Today is the last day of summer break. Big, huge, sad sigh. I've been thinking about all of the things we did this summer and how we also just lazed about and took an honest to goodness break. We used to sit down at the beginning of every summer and write down our hopes and dreams for the three months ahead. The first few weeks we'd start scratching things off, one by one, until a few weeks later when we'd lose the list and start feeling rather unmotivated to do the things on it anyway.
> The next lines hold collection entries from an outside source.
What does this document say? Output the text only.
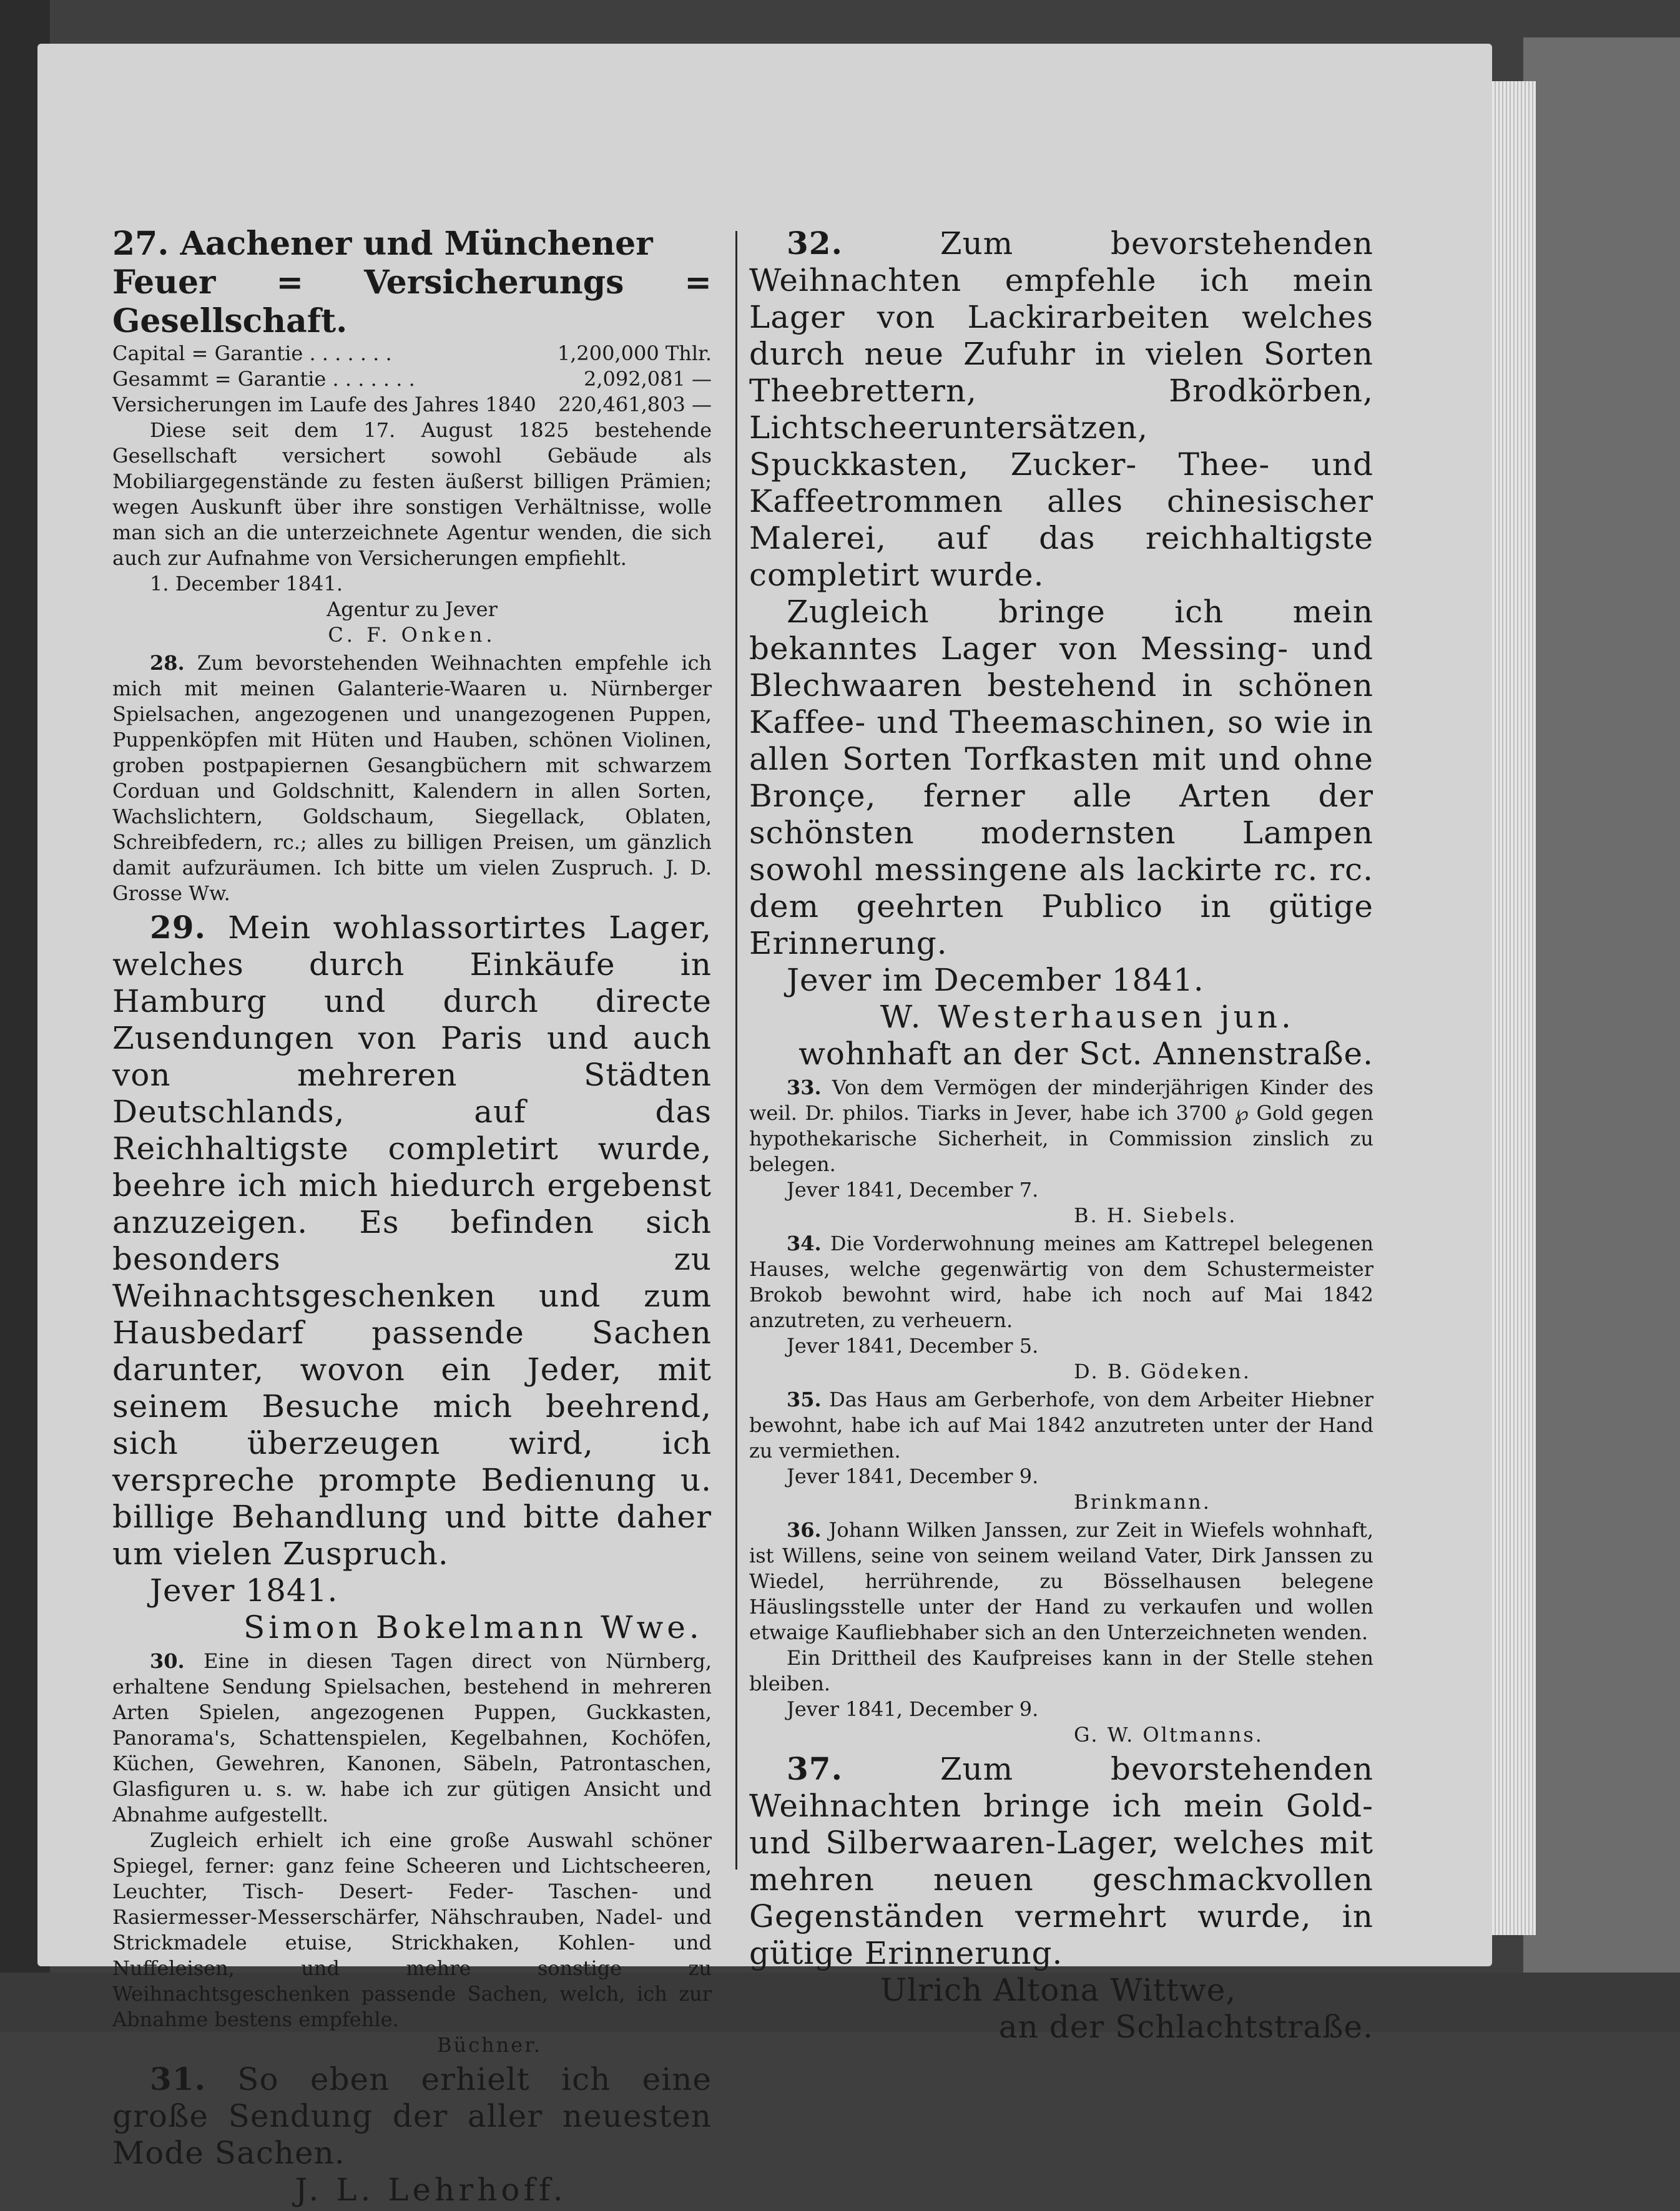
27. Aachener und Münchener
Feuer = Versicherungs = Gesellschaft.
Capital = Garantie . . . . . . .	1,200,000 Thlr.
Gesammt = Garantie . . . . . . .	2,092,081 —
Versicherungen im Laufe des Jahres 1840	220,461,803 —
Diese seit dem 17. August 1825 bestehende Gesellschaft versichert sowohl Gebäude als Mobiliargegenstände zu festen äußerst billigen Prämien; wegen Auskunft über ihre sonstigen Verhältnisse, wolle man sich an die unterzeichnete Agentur wenden, die sich auch zur Aufnahme von Versicherungen empfiehlt.
1. December 1841.
Agentur zu Jever
C. F. Onken.
28. Zum bevorstehenden Weihnachten empfehle ich mich mit meinen Galanterie-Waaren u. Nürnberger Spielsachen, angezogenen und unangezogenen Puppen, Puppenköpfen mit Hüten und Hauben, schönen Violinen, groben postpapiernen Gesangbüchern mit schwarzem Corduan und Goldschnitt, Kalendern in allen Sorten, Wachslichtern, Goldschaum, Siegellack, Oblaten, Schreibfedern, rc.; alles zu billigen Preisen, um gänzlich damit aufzuräumen. Ich bitte um vielen Zuspruch. J. D. Grosse Ww.
29. Mein wohlassortirtes Lager, welches durch Einkäufe in Hamburg und durch directe Zusendungen von Paris und auch von mehreren Städten Deutschlands, auf das Reichhaltigste completirt wurde, beehre ich mich hiedurch ergebenst anzuzeigen. Es befinden sich besonders zu Weihnachtsgeschenken und zum Hausbedarf passende Sachen darunter, wovon ein Jeder, mit seinem Besuche mich beehrend, sich überzeugen wird, ich verspreche prompte Bedienung u. billige Behandlung und bitte daher um vielen Zuspruch.
Jever 1841.
Simon Bokelmann Wwe.
30. Eine in diesen Tagen direct von Nürnberg, erhaltene Sendung Spielsachen, bestehend in mehreren Arten Spielen, angezogenen Puppen, Guckkasten, Panorama's, Schattenspielen, Kegelbahnen, Kochöfen, Küchen, Gewehren, Kanonen, Säbeln, Patrontaschen, Glasfiguren u. s. w. habe ich zur gütigen Ansicht und Abnahme aufgestellt.
Zugleich erhielt ich eine große Auswahl schöner Spiegel, ferner: ganz feine Scheeren und Lichtscheeren, Leuchter, Tisch- Desert- Feder- Taschen- und Rasiermesser-Messerschärfer, Nähschrauben, Nadel- und Strickmadele etuise, Strickhaken, Kohlen- und Nuffeleisen, und mehre sonstige zu Weihnachtsgeschenken passende Sachen, welch, ich zur Abnahme bestens empfehle.
Büchner.
31. So eben erhielt ich eine große Sendung der aller neuesten Mode Sachen.
J. L. Lehrhoff.
32.	Zum bevorstehenden Weihnachten empfehle ich mein Lager von Lackirarbeiten welches durch neue Zufuhr in vielen Sorten Theebrettern, Brodkörben, Lichtscheeruntersätzen, Spuckkasten, Zucker- Thee- und Kaffeetrommen alles chinesischer Malerei, auf das reichhaltigste completirt wurde.
Zugleich bringe ich mein bekanntes Lager von Messing- und Blechwaaren bestehend in schönen Kaffee- und Theemaschinen, so wie in allen Sorten Torfkasten mit und ohne Bronçe, ferner alle Arten der schönsten modernsten Lampen sowohl messingene als lackirte rc. rc. dem geehrten Publico in gütige Erinnerung.
Jever im December 1841.
W. Westerhausen jun.
wohnhaft an der Sct. Annenstraße.
33. Von dem Vermögen der minderjährigen Kinder des weil. Dr. philos. Tiarks in Jever, habe ich 3700 ℘ Gold gegen hypothekarische Sicherheit, in Commission zinslich zu belegen.
Jever 1841, December 7.
B. H. Siebels.
34. Die Vorderwohnung meines am Kattrepel belegenen Hauses, welche gegenwärtig von dem Schustermeister Brokob bewohnt wird, habe ich noch auf Mai 1842 anzutreten, zu verheuern.
Jever 1841, December 5.
D. B. Gödeken.
35. Das Haus am Gerberhofe, von dem Arbeiter Hiebner bewohnt, habe ich auf Mai 1842 anzutreten unter der Hand zu vermiethen.
Jever 1841, December 9.
Brinkmann.
36. Johann Wilken Janssen, zur Zeit in Wiefels wohnhaft, ist Willens, seine von seinem weiland Vater, Dirk Janssen zu Wiedel, herrührende, zu Bösselhausen belegene Häuslingsstelle unter der Hand zu verkaufen und wollen etwaige Kaufliebhaber sich an den Unterzeichneten wenden.
Ein Drittheil des Kaufpreises kann in der Stelle stehen bleiben.
Jever 1841, December 9.
G. W. Oltmanns.
37.	Zum bevorstehenden Weihnachten bringe ich mein Gold- und Silberwaaren-Lager, welches mit mehren neuen geschmackvollen Gegenständen vermehrt wurde, in gütige Erinnerung.
Ulrich Altona Wittwe,
an der Schlachtstraße.
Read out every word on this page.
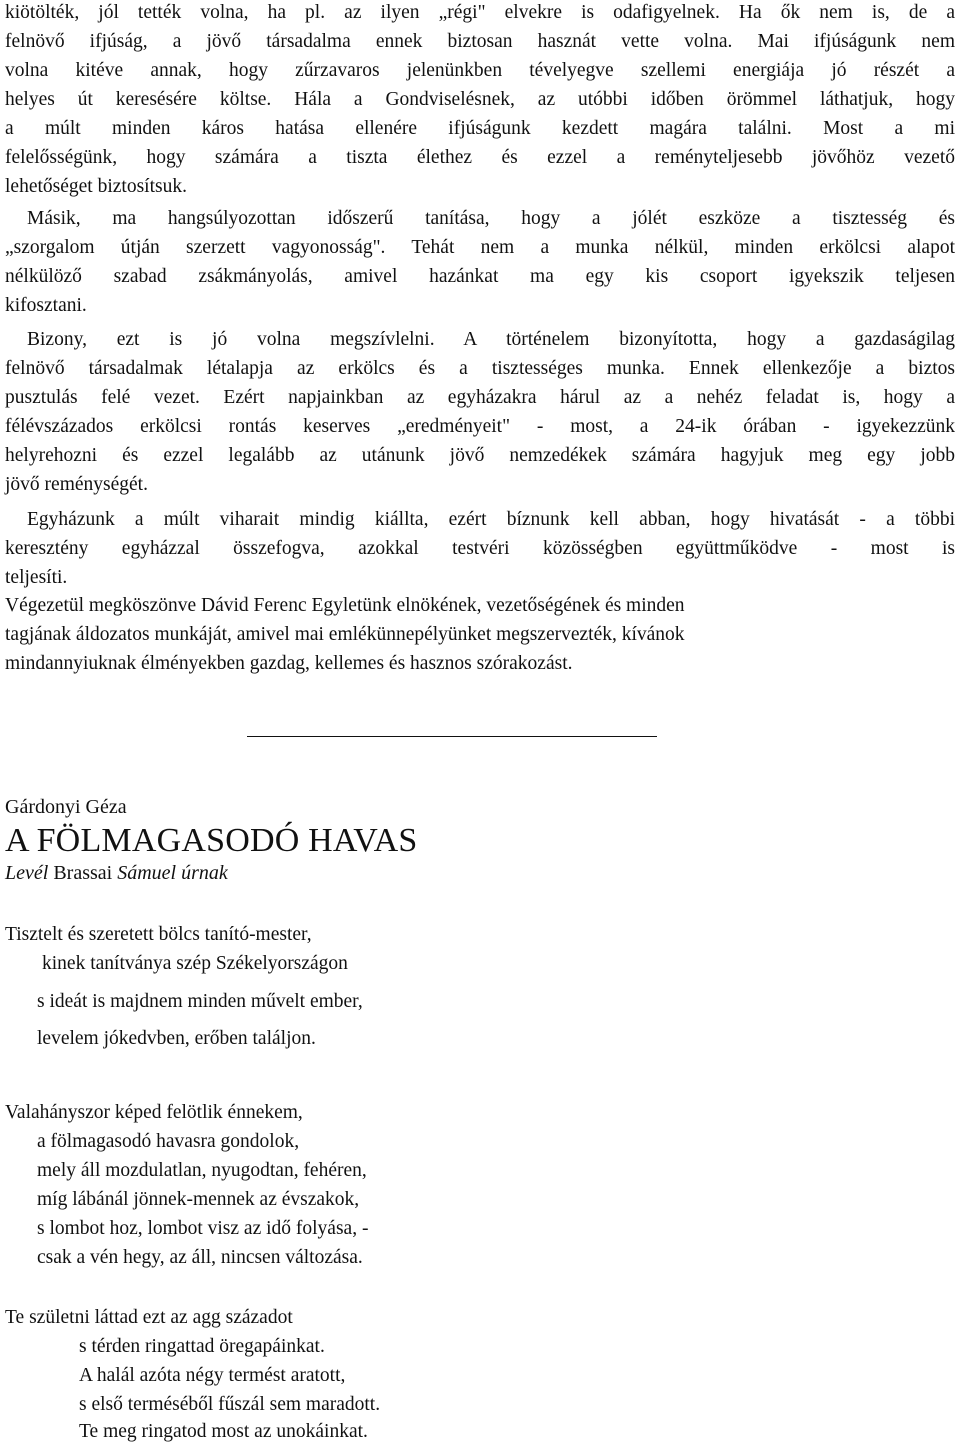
kiötölték, jól tették volna, ha pl. az ilyen „régi" elvekre is odafigyelnek. Ha ők nem is, de a
felnövő ifjúság, a jövő társadalma ennek biztosan hasznát vette volna. Mai ifjúságunk nem
volna kitéve annak, hogy zűrzavaros jelenünkben tévelyegve szellemi energiája jó részét a
helyes út keresésére költse. Hála a Gondviselésnek, az utóbbi időben örömmel láthatjuk, hogy
a múlt minden káros hatása ellenére ifjúságunk kezdett magára találni. Most a mi
felelősségünk, hogy számára a tiszta élethez és ezzel a reményteljesebb jövőhöz vezető
lehetőséget biztosítsuk.
Másik, ma hangsúlyozottan időszerű tanítása, hogy a jólét eszköze a tisztesség és
„szorgalom útján szerzett vagyonosság". Tehát nem a munka nélkül, minden erkölcsi alapot
nélkülöző szabad zsákmányolás, amivel hazánkat ma egy kis csoport igyekszik teljesen
kifosztani.
Bizony, ezt is jó volna megszívlelni. A történelem bizonyította, hogy a gazdaságilag
felnövő társadalmak létalapja az erkölcs és a tisztességes munka. Ennek ellenkezője a biztos
pusztulás felé vezet. Ezért napjainkban az egyházakra hárul az a nehéz feladat is, hogy a
félévszázados erkölcsi rontás keserves „eredményeit" - most, a 24-ik órában - igyekezzünk
helyrehozni és ezzel legalább az utánunk jövő nemzedékek számára hagyjuk meg egy jobb
jövő reménységét.
Egyházunk a múlt viharait mindig kiállta, ezért bíznunk kell abban, hogy hivatását - a többi
keresztény egyházzal összefogva, azokkal testvéri közösségben együttműködve - most is
teljesíti.
Végezetül megköszönve Dávid Ferenc Egyletünk elnökének, vezetőségének és minden
tagjának áldozatos munkáját, amivel mai emlékünnepélyünket megszervezték, kívánok
mindannyiuknak élményekben gazdag, kellemes és hasznos szórakozást.
Gárdonyi Géza
A FÖLMAGASODÓ HAVAS
Levél Brassai Sámuel úrnak
Tisztelt és szeretett bölcs tanító-mester,
kinek tanítványa szép Székelyországon
s ideát is majdnem minden művelt ember,
levelem jókedvben, erőben találjon.
Valahányszor képed felötlik énnekem,
a fölmagasodó havasra gondolok,
mely áll mozdulatlan, nyugodtan, fehéren,
míg lábánál jönnek-mennek az évszakok,
s lombot hoz, lombot visz az idő folyása, -
csak a vén hegy, az áll, nincsen változása.
Te születni láttad ezt az agg századot
s térden ringattad öregapáinkat.
A halál azóta négy termést aratott,
s első terméséből fűszál sem maradott.
Te meg ringatod most az unokáinkat.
Come the middle of August, I'd frantically start searching for the crumpled, forgotten about list and notice that we'd only scratched off about three things. I'd feel those familiar pangs of guilt when I'd see on the actual piece of paper just how little we'd done. Then I'd worry that I hadn't created a summer to remember and that I'd blown the only sunshine we were going to see until next June (or July). That would make me feel even more anxious and irritable about the cold months ahead and then… Well, you get the idea.
This summer, I stopped with the lists. (I know, radical!) I didn't care what we accomplished over the summer and I hoped that the days could just be what they were (that's what they were to the rest of my family anyway). I knew it was going to zip right by like it always does so I thought, Why not set the bar low and minimize my risk for guilt pangs later? It was such a good decision! I had no idea how much power that single piece of paper had over me. How just by looking at it would cause all of my inadequacies to bubble to the surface. Who knew that all I had to do was admit right up front that our summer was going to be as lazy as it always was and Presto! No guilt!
And then a funny thing happened. As we settled into our unstructured ways, our summer started to take on a form all its own—without planning, without lists. For the kids, the summer shaped up to be The Summer of Swimming. I signed them up for their usual lessons but something different happened this year. This time they pushed themselves to try things they'd never tried before. They gave each other pep talks and cheered each other on. They really wanted to swim this time. Michael zipped over to the pool every day on his lunch break and it was the only place any of us wanted to be. Which means we were all there to witness one of my favorite moments of all time—a moment I'll never forget—the moment that Perry put his face in the water.
If you have a child that has willingly submerged him or herself in the water since birth then you will not be able to relate to this scenario. But if you have a child like mine, who has taken swimming lessons on and off at various pools with various teachers, week after week, summer after summer, and never once gotten his face wet, then you will understand why the three of us clapped and whistled and cheered his name when it finally happened. And when I saw other parents smiling and clapping for us with a sort of collective appreciation of this monumental feat, well, I had to work hard to keep the tears from flowing and missing the moment entirely.
The summer was sprinkled with other bits of goodness, too, like picnics and bike rides and playing in the yard and self-serve frozen yogurt and visits to the zoo and trips to the beach and monkey-in-the-middle and basketball and tennis and a new rat but when all is said and done, I'll remember this as the summer we accomplished so much by doing not much at all.